Simulation and comparison of the tertiary structure of spike protein belong SARS-CoV-2, Bat-SL-CoVZC21, PCoV_GX-P4L, and identification the hotspot amino acids in the trimeric structure of protein

 Covid-19 disease with acute respiratory symptoms appeared in 2019. The disease was associated with fever, cough, and severe respiratory distress. The causative agent of the disease belonged to the beta-coronavirus family and was named SARS-CoV-2. The outbreak of Covid-19 and the creating of a global epidemic led to many attempts to understand the structure and function of the virus. The spike protein is a relatively heavy glycosylated protein consisting of three identical subunits that appear as a homo-trimmer on the virus's surface. After binding to the surface cell receptor (angiotensin-converting enzyme), the protein conformational changes and eventually causes the virus to enter the host cell. This process is necessary for viruses to enter human cells and infect them. Therefore, investigating the structural details of the spike protein through molecular dynamics simulation can play an influential role in understanding how the subunits connect and identifying the hotspot amino acids.
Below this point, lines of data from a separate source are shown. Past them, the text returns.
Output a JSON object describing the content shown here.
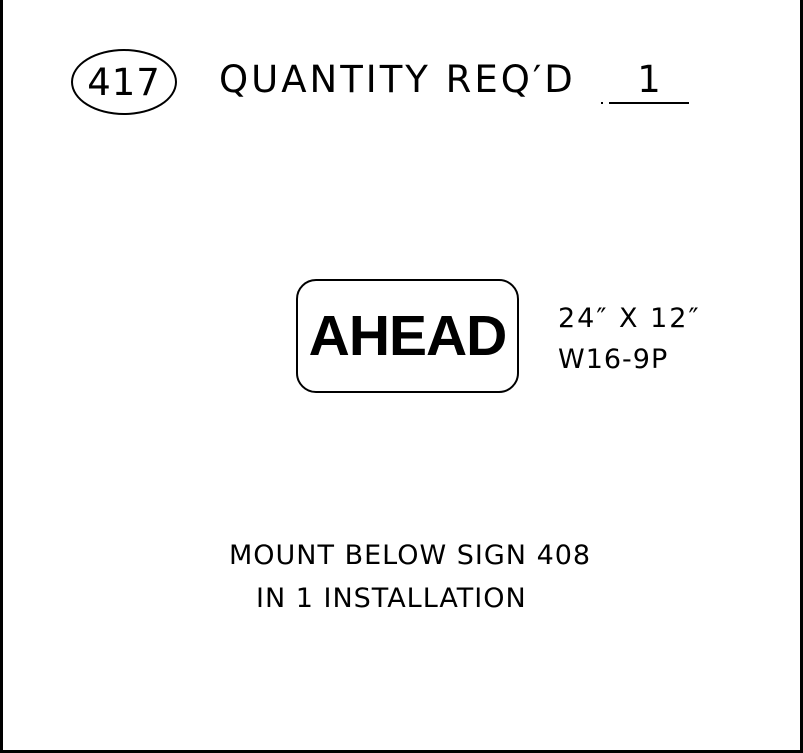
{
  "header": {
    "sign_number": "417",
    "quantity_label": "QUANTITY REQ′D",
    "quantity_value": "1"
  },
  "sign": {
    "legend": "AHEAD",
    "size": "24″ X 12″",
    "code": "W16-9P"
  },
  "notes": {
    "line_1": "MOUNT BELOW SIGN 408",
    "line_2": "IN 1 INSTALLATION"
  }
}
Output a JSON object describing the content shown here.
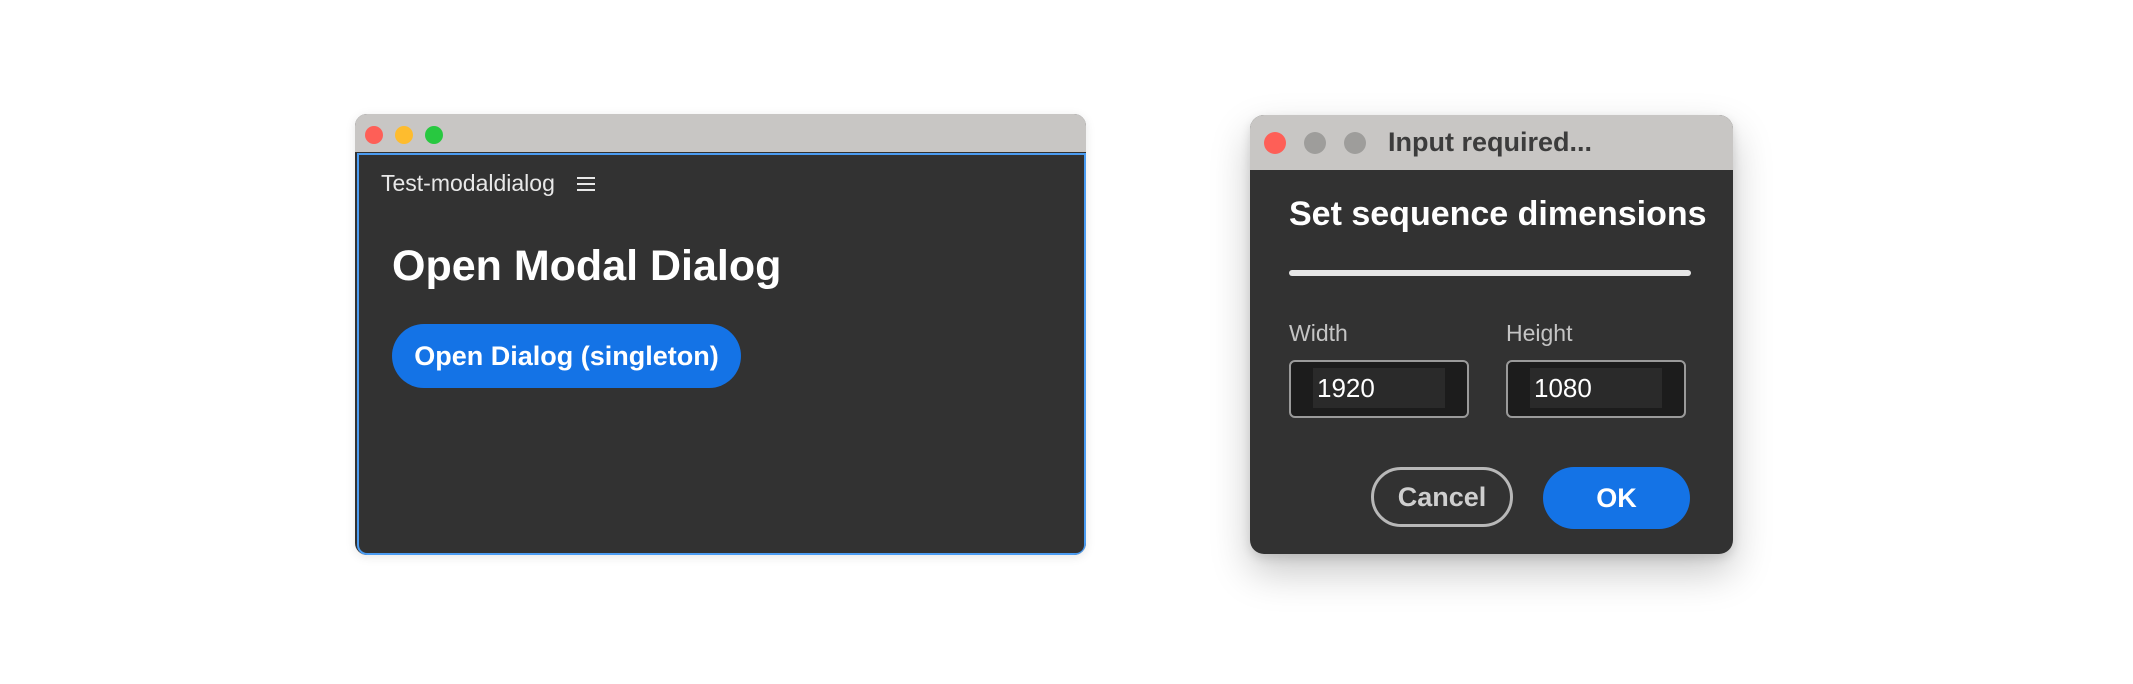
{
  "colors": {
    "accent": "#1473e6",
    "panel_bg": "#323232",
    "titlebar_bg": "#c8c6c4",
    "focus_border": "#4b9cf2",
    "traffic_red": "#fe5f57",
    "traffic_yellow": "#febc2e",
    "traffic_green": "#28c840",
    "traffic_inactive": "#9e9d9b"
  },
  "panel": {
    "tab_label": "Test-modaldialog",
    "menu_icon": "hamburger-menu-icon",
    "heading": "Open Modal Dialog",
    "open_button_label": "Open Dialog (singleton)"
  },
  "dialog": {
    "title": "Input required...",
    "heading": "Set sequence dimensions",
    "width_label": "Width",
    "width_value": "1920",
    "height_label": "Height",
    "height_value": "1080",
    "cancel_label": "Cancel",
    "ok_label": "OK"
  }
}
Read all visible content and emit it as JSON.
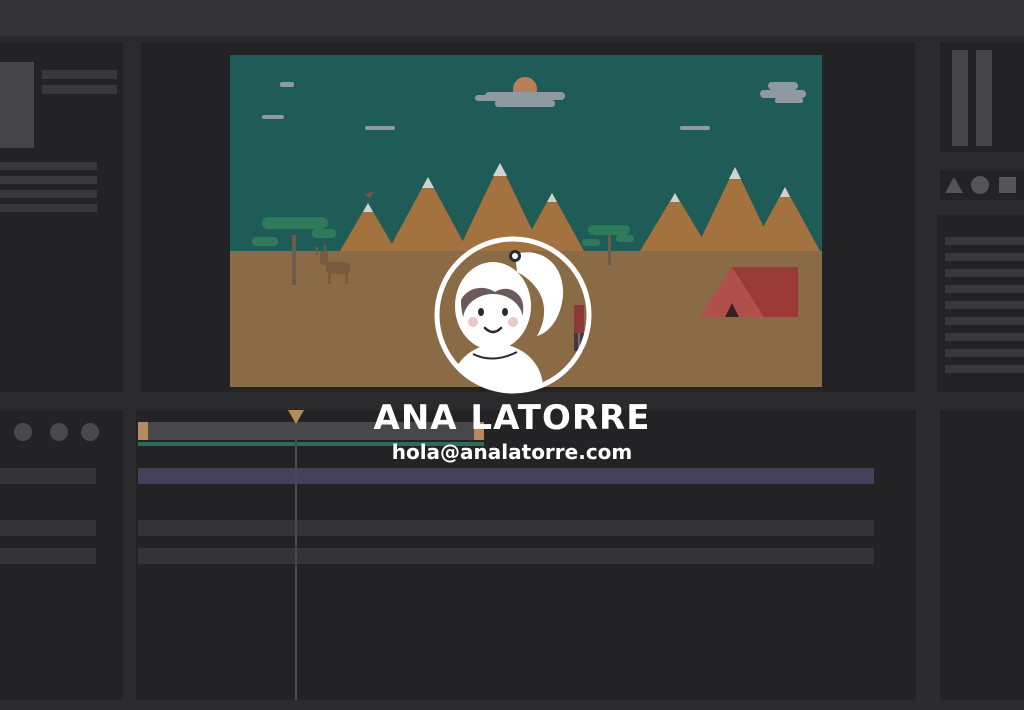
{
  "brand": {
    "name": "ANA LATORRE",
    "email": "hola@analatorre.com"
  },
  "icons": {
    "logo": "girl-avatar-logo",
    "shapes": [
      "triangle-icon",
      "circle-icon",
      "square-icon"
    ],
    "playhead": "playhead-icon"
  },
  "colors": {
    "sky": "#1f5c57",
    "ground": "#8a6b46",
    "mountain": "#a3723f",
    "snow": "#cfd2cf",
    "tent": "#9a3b38",
    "tree": "#2f7a5a",
    "timeline_accent": "#b58a5c",
    "timeline_green": "#2f6a56",
    "timeline_purple": "#44415a",
    "panel": "#232225",
    "background": "#2b2a2d"
  }
}
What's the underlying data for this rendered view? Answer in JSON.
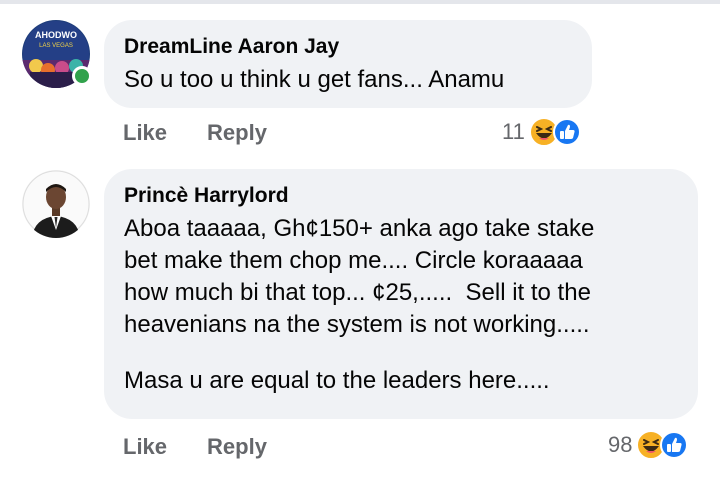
{
  "comments": [
    {
      "author": "DreamLine Aaron Jay",
      "avatar_text": [
        "AHODWO",
        "LAS VEGAS"
      ],
      "online": true,
      "lines": [
        "So u too u think u get fans... Anamu"
      ],
      "actions": {
        "like": "Like",
        "reply": "Reply"
      },
      "reaction_count": "11",
      "reaction_icons": [
        "haha-icon",
        "like-icon"
      ]
    },
    {
      "author": "Princè Harrylord",
      "online": false,
      "lines": [
        "Aboa taaaaa, Gh¢150+ anka ago take stake",
        "bet make them chop me.... Circle koraaaaa",
        "how much bi that top... ¢25,.....  Sell it to the",
        "heavenians na the system is not working.....",
        "",
        "Masa u are equal to the leaders here....."
      ],
      "actions": {
        "like": "Like",
        "reply": "Reply"
      },
      "reaction_count": "98",
      "reaction_icons": [
        "haha-icon",
        "like-icon"
      ]
    }
  ],
  "colors": {
    "bubble": "#f0f2f5",
    "meta_text": "#65676b",
    "online": "#31a24c",
    "like_blue": "#1877f2",
    "haha_yellow": "#f7b125"
  }
}
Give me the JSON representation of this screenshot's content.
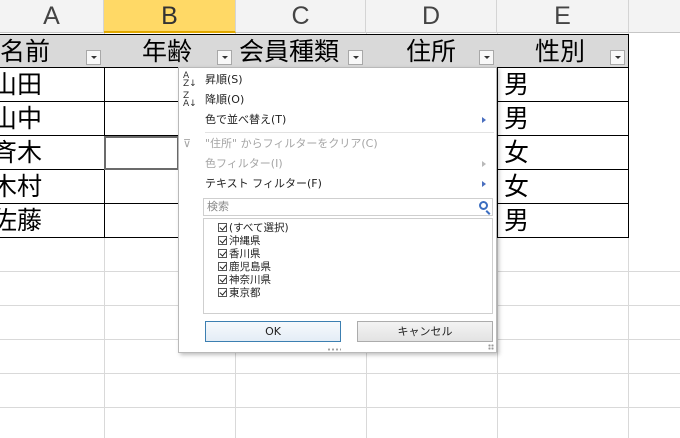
{
  "columns": [
    "A",
    "B",
    "C",
    "D",
    "E"
  ],
  "table": {
    "headers": [
      "名前",
      "年齢",
      "会員種類",
      "住所",
      "性別"
    ],
    "names": [
      "山田",
      "山中",
      "斉木",
      "木村",
      "佐藤"
    ],
    "genders": [
      "男",
      "男",
      "女",
      "女",
      "男"
    ]
  },
  "menu": {
    "sort_asc": "昇順(S)",
    "sort_desc": "降順(O)",
    "sort_by_color": "色で並べ替え(T)",
    "clear_filter": "\"住所\" からフィルターをクリア(C)",
    "color_filter": "色フィルター(I)",
    "text_filter": "テキスト フィルター(F)",
    "search_placeholder": "検索",
    "items": [
      "(すべて選択)",
      "沖縄県",
      "香川県",
      "鹿児島県",
      "神奈川県",
      "東京都"
    ],
    "ok_label": "OK",
    "cancel_label": "キャンセル"
  },
  "colors": {
    "selected_column": "#ffd966",
    "header_fill": "#d9d9d9",
    "grid": "#d9d9d9"
  }
}
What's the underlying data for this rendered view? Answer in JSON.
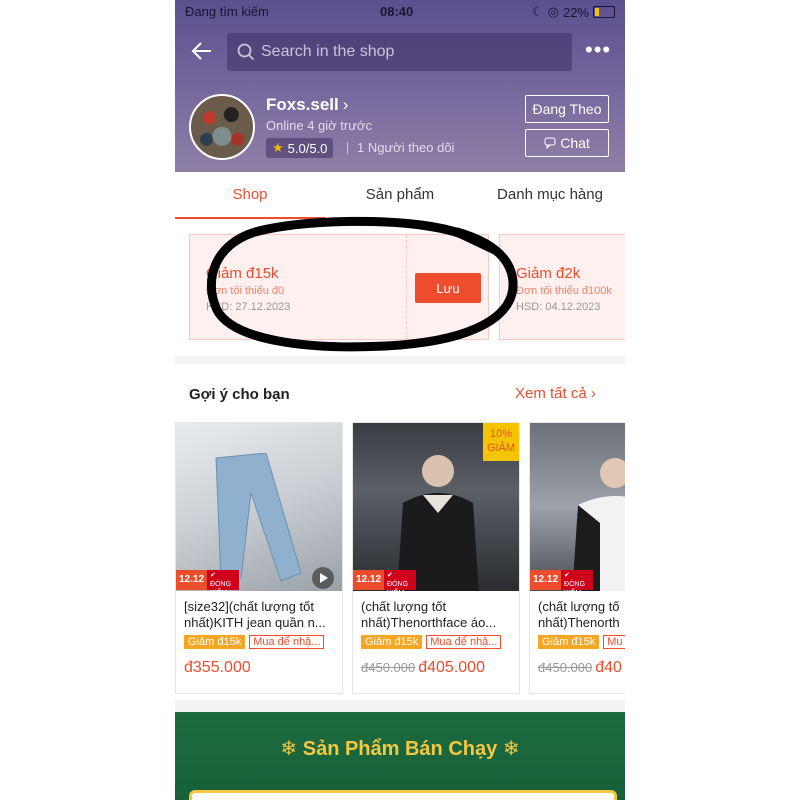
{
  "status_bar": {
    "carrier": "Đang tìm kiếm",
    "time": "08:40",
    "battery": "22%",
    "battery_level": 0.22
  },
  "search": {
    "placeholder": "Search in the shop"
  },
  "shop": {
    "name": "Foxs.sell",
    "online": "Online 4 giờ trước",
    "rating": "5.0/5.0",
    "followers": "1 Người theo dõi",
    "follow_label": "Đang Theo",
    "chat_label": "Chat"
  },
  "tabs": [
    {
      "label": "Shop"
    },
    {
      "label": "Sản phẩm"
    },
    {
      "label": "Danh mục hàng"
    }
  ],
  "vouchers": [
    {
      "title": "Giảm đ15k",
      "min": "Đơn tối thiểu đ0",
      "expiry": "HSD: 27.12.2023",
      "button": "Lưu"
    },
    {
      "title": "Giảm đ2k",
      "min": "Đơn tối thiểu đ100k",
      "expiry": "HSD: 04.12.2023"
    }
  ],
  "recommendations": {
    "title": "Gợi ý cho bạn",
    "see_all": "Xem tất cả",
    "products": [
      {
        "name": "[size32](chất lượng tốt nhất)KITH jean quần n...",
        "discount_tag": "Giảm đ15k",
        "buy_tag": "Mua để nhậ...",
        "old_price": "",
        "price": "đ355.000",
        "badge": "12.12"
      },
      {
        "name": "(chất lượng tốt nhất)Thenorthface áo...",
        "discount_tag": "Giảm đ15k",
        "buy_tag": "Mua để nhậ...",
        "old_price": "đ450.000",
        "price": "đ405.000",
        "badge": "12.12",
        "corner": "10% GIẢM"
      },
      {
        "name": "(chất lượng tố nhất)Thenorth",
        "discount_tag": "Giảm đ15k",
        "buy_tag": "Mu",
        "old_price": "đ450.000",
        "price": "đ40",
        "badge": "12.12"
      }
    ]
  },
  "best_sellers": {
    "title": "Sản Phẩm Bán Chạy"
  },
  "colors": {
    "brand": "#ee4d2d",
    "header": "#6b5e98",
    "best_seller_bg": "#1e6b3f",
    "annotation": "#000000"
  }
}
 First, the tertiary structure of spike proteins related to SARS-CoV-2, bat-SL-CoVZC21 (Bat Coronavirus), and PCoV_GX-P4L (Pangolin coronavirus) was constructed through modeling homology. After evaluation and validation, these structures were simulated using NAMD software. The structural properties of spike proteins were evaluated in the level of 3D structure, measurement of the interface area between monomers, thermodynamic parameters, trimmer structures' stability, and hotspot amino acids' identification in making connections between subunits.

 Evaluation of the trimeric structure of spike protein showed that this protein in SARS-CoV-2 has the highest ΔGdiss value (113.2 kcal/mol), which indicates the stability of the oligomeric protein structure among other spike proteins. The lowest ΔGdiss (100.6 kcal/mol) was obtained for the spike protein of PCoV_GX-P4L. The interface area between the subunits was almost the same in all spike proteins. Y369, D405, Y707 in subunit A, Y369, D574, Y707, Y837, D985 in subunit B, and Y707 in subunit C were identified as red hotspot amino acids for SARS-CoV-2 spike protein.

 The study of the structure of virus surface proteins at the atomic scale, and the recognition of hotspot residues that play an essential role in establishing monomeric connections, has created a window to further recognition and function of the virus. Thus, it can provide new information about neutralizing the virus.